What’s the right size for raised garden beds? That’s a great question! The answer? Well, it’s not complicated, but it does take some consideration.
Of the many wonderful aspects of a raised bed garden, one of the things I love most is that they can accommodate a variety of gardeners. While some of us are agile and able to get on the ground to weed, plant, and tend our vegetables, that’s not the case for everyone. However, raised garden beds make gardening much more accessible.
A raised bed allows people with all kinds of mobility issues to garden. Plan it well, and gardeners in wheelchairs, gardeners with bad backs, gardeners with bad knees, kids, or gardeners who just don’t like getting dirt on their pants can all enjoy the produce that comes from a raised bed.
Raised beds can accommodate soil issues, too. Whether you have clay soil, contaminated soil, or a space covered in concrete, a raised bed can give you the option of growing your own food.
As you can imagine, that means there isn’t one “right” size for raised garden beds. There is, however, a right size for you. Here’s how to figure out what that is.
How to determine the best size for raised garden beds in your garden
For many raised beds, the goal is to be able to access your vegetables without stepping into the garden. Given that parameter, location is one factor in determining the right size for raised garden beds. Ideally, you’ll be able to access the garden from each side, but that’s not always the case.
With that in mind, if you can access the bed from both sides, the University of Georgia Extension suggests “raised beds that are 3 feet wide for children and 4 feet wide for adults. If providing wheelchair access, plan raised beds that are 2 feet wide for children and 3 feet wide for adults.”
That said, I’ve seen some gorgeous raised beds that are only about 18 inches wide. Gotta work with the space you have, right?
Moving on with our three dimensions, what’s the best size for raised garden beds when it comes to length? That’s not very important from the gardening end of things. The proper length for a raised bed is really about the space you have and how far you want to move around it.
What may be the most crucial factor is depth or height. This is also where you need to consider how to combine your needs with the needs of your plants and the constraints of your space.
Let’s start with whether or not wheelchair access is a consideration.

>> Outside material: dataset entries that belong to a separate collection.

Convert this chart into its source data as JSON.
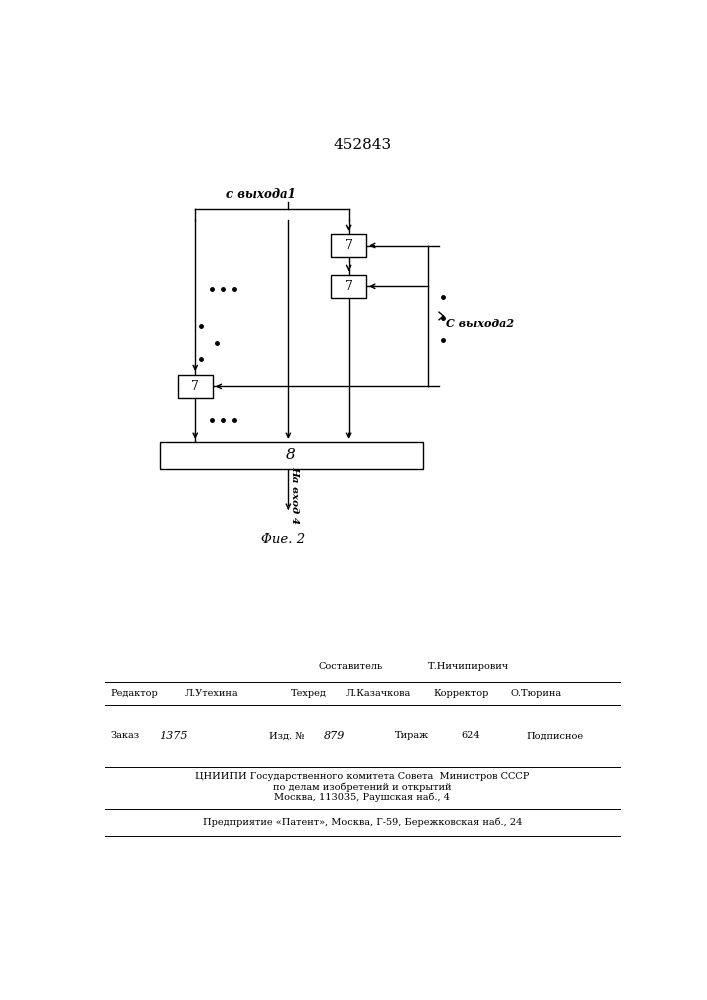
{
  "title": "452843",
  "fig_label": "Φие. 2",
  "label_vyhod1": "с выхода1",
  "label_vyhod2": "С выхода2",
  "label_vhod": "На вход 4",
  "block8_label": "8",
  "block7_label": "7",
  "bg_color": "#ffffff",
  "footer_sostavitel": "Составитель",
  "footer_sostavitel_name": "Т.Ничипирович",
  "footer_redaktor": "Редактор",
  "footer_redaktor_name": "Л.Утехина",
  "footer_tehred": "Техред",
  "footer_tehred_name": "Л.Казачкова",
  "footer_korrektor": "Корректор",
  "footer_korrektor_name": "О.Тюрина",
  "footer_zakaz": "Заказ",
  "footer_zakaz_num": "1375",
  "footer_izd": "Изд. №",
  "footer_izd_num": "879",
  "footer_tirazh": "Тираж",
  "footer_tirazh_num": "624",
  "footer_podpisnoe": "Подписное",
  "footer_cniip1": "ЦНИИПИ Государственного комитета Совета  Министров СССР",
  "footer_cniip2": "по делам изобретений и открытий",
  "footer_cniip3": "Москва, 113035, Раушская наб., 4",
  "footer_patent": "Предприятие «Патент», Москва, Г-59, Бережковская наб., 24"
}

The city of Seattle Community Gardening Program states that “wheelchair modified beds should have a maximum height of 34 inches.” That’s also a good height for people who aren’t as able to bend over and would prefer to garden standing up.
However, nearly 3 feet of soil can come with a hefty price tag. And, for many crops, you only need around 18 inches of soil. One option here is to raise your raised bed. Build or buy a tabletop style or elevated raised bed like this one or this one.
You might need a deeper bed if you’re growing on top of concrete, gravel, or another hard surface, and you want to grow vegetables that require more soil, like corn, indeterminate tomatoes, melons, and other vegetables with deep roots. If that’s the case, however, you don’t need to go with the same size for raised garden beds all around. You can have some that are shallower and some that are deeper. Remember, that soil costs money!
So, where does this leave us?
Ultimately, the “right” size for a garden bed is one that works best for you, with consideration of your landscape and constraints. But if you want actual numbers and are looking for something versatile enough for most gardeners, the best size for raised garden beds is …
Between 3 to 4 feet wide, with a length of 6 to 8 feet. As far as depth, 12 to 18 inches will accommodate most roots, and a truly raised bed with enclosed bottom should have a top-height of 3 feet.
Now then, who’s ready to go buy some lumber?
What size do you find best for raised bed gardens?